В последние дни лета я объяснила моему сыну, что любовные горести – это тоже любовь. Что есть счастье в ностальгии. И что неудача в любви – не совсем неудача: она открывает новый путь к себе и к другому, ведь встреча – это две сразившие друг друга судьбы. Он поблагодарил меня за ложь – он давно догадался о моих собственных горестях и множестве моих тупиков. Я протестовала. Он пожал плечами, пробормотал разочарованное «мама», и от этого я заплакала.

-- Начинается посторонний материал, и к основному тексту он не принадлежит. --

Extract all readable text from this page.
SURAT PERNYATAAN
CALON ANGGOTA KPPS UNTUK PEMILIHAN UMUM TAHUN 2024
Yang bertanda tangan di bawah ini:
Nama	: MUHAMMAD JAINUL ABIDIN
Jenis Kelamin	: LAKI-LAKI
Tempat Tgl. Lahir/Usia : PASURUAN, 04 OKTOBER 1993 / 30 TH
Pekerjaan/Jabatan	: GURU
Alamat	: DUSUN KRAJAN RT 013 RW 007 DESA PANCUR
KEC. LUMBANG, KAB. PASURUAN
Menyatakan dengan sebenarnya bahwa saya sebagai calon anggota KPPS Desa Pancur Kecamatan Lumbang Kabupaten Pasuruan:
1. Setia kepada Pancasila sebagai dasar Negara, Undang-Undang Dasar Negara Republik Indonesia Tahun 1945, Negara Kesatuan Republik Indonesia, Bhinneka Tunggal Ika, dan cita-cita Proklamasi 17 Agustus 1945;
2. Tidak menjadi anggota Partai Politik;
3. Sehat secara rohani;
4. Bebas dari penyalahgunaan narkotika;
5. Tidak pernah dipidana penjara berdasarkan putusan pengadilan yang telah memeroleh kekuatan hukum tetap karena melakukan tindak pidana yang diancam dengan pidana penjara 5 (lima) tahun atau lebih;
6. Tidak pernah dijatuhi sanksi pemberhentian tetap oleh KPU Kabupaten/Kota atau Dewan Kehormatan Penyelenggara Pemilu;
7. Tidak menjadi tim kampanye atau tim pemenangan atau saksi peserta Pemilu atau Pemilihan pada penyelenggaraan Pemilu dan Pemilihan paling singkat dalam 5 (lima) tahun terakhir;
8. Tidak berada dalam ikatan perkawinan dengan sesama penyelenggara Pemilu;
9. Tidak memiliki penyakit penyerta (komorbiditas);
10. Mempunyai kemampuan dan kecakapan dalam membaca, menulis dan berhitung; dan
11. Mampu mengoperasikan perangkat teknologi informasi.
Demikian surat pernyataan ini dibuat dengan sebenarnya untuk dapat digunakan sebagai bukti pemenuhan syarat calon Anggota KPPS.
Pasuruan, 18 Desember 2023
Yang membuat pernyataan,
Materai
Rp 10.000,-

Следующим летом мы вернулись в Ле-Туке; Гектор начал там скучать, он хотел больше времени проводить с друзьями. Он отдалялся, наши ласки стали реже, он больше не строил мне замков с башней, откуда увезет меня Принц. Я больше не была его живой моделью. Он уже не верил в сказки, да и в спасенных мам.
* * *
На пляже мне улыбаются некоторые мужчины, но моя осторожная улыбка удерживает их на расстоянии.
Со временем я поняла, что успокоилась. Я поставила крест на ненасытности мужчин и на собственных нетерпениях и не позволяла больше страданиям писать мою жизнь. До меня дошел смысл слов песенки «Получишь что хочешь – пожнешь скуку». Я наконец созрела для истории, которая будет писаться изо дня в день, я жду ее, готовлюсь к ней. Я похоронила мою мечту о любви, такой сильной, что от нее можно умереть, – и все-таки ты ошибалась, мама. Я полюбила свою жизнь, полюбила то, что она может мне обещать, возможно, и мужчину однажды – потому что одиночество и вправду не красит.
И в это первое лето века, как и во все следующие, до нынешнего, я хожу каждый вечер на кладбище на бульваре Канш, в ту его часть, что отведена неизвестным. Я всегда приношу «Эжени Гинуассо» и кладу ее на камень с выгравированным именем, которое мэрия решилась наконец ему дать.
Мсье Роз.
И в вечерней прохладе, в ожидании маломальского везения с мужчинами, мы с мсье Розом говорим о любви.